Third, we are reviewing our SG&A costs and have determined that there is room for improved efficiency—as well as an opportunity to transform the organization to be more nimble. The taskforce will drive this work in partnership with segment teams to achieve both savings and organizational enhancements. As we work through this evaluation process, we will look at every avenue of operations and labor to find savings, and we do anticipate some staff reductions as part of this review. In the immediate term, business travel should now be limited to essential trips only. In-person work sessions or offsites requiring travel will need advance approval and review from a member of your executive team (i.e., direct report of the segment chairman or corporate executive officer). As much as possible, these meetings should be conducted virtually. Attendance at conferences and other external events will also be restricted and require approvals from a member of your executive team.
Our transformation is designed to ensure we thrive not just today, but well into the future—and you will hear more from our taskforce in the weeks and months ahead.
I am fully aware this will be a difficult process for many of you and your teams. We are going to have to make tough and uncomfortable decisions. But that is just what leadership requires, and I thank you in advance for stepping up during this important time.
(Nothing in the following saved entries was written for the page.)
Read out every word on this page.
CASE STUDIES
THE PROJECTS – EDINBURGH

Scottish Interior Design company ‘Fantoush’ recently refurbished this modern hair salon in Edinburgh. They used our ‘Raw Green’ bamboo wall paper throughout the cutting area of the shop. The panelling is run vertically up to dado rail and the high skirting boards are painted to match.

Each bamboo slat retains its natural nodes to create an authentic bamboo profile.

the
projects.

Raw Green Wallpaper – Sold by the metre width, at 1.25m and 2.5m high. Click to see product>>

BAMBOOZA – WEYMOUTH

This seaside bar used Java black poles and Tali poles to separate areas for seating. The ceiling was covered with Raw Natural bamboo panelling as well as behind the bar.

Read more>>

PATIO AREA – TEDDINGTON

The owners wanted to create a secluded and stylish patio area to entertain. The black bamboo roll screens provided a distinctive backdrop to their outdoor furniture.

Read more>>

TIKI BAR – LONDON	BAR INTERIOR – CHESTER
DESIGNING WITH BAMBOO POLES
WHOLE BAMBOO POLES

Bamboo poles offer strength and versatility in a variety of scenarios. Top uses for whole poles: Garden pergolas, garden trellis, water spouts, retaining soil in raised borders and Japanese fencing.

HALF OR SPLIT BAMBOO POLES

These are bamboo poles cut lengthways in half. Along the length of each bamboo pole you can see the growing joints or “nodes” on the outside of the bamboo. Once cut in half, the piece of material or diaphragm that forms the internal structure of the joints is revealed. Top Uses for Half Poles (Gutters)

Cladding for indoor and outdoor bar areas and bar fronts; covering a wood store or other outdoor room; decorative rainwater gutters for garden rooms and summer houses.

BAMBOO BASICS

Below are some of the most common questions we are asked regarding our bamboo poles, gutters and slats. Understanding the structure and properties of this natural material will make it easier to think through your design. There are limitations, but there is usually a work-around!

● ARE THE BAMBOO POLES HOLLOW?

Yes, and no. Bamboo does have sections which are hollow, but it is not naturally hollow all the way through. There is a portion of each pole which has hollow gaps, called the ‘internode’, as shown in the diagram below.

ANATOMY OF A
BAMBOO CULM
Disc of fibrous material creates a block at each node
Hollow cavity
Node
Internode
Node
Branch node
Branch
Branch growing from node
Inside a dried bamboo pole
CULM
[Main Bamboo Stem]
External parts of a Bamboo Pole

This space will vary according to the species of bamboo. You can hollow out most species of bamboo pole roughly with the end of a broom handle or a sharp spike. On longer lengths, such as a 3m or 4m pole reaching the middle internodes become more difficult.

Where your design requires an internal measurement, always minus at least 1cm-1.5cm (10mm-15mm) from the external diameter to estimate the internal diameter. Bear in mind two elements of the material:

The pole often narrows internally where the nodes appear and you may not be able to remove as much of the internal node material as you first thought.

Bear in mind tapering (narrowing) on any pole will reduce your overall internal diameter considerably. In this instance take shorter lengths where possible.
Our company has weathered many challenges during our 100-year history, and I have no doubt we will achieve our goals and create a more nimble company better suited to the environment of tomorrow.
Thank you again for your leadership.
I remember on Sunday night, gathering around the television set and watching The Wonderful World of Disney with Walt Disney himself. I can’t help but wonder what Uncle Walt would say if he could see what they have done to his company. He couldn’t be happy.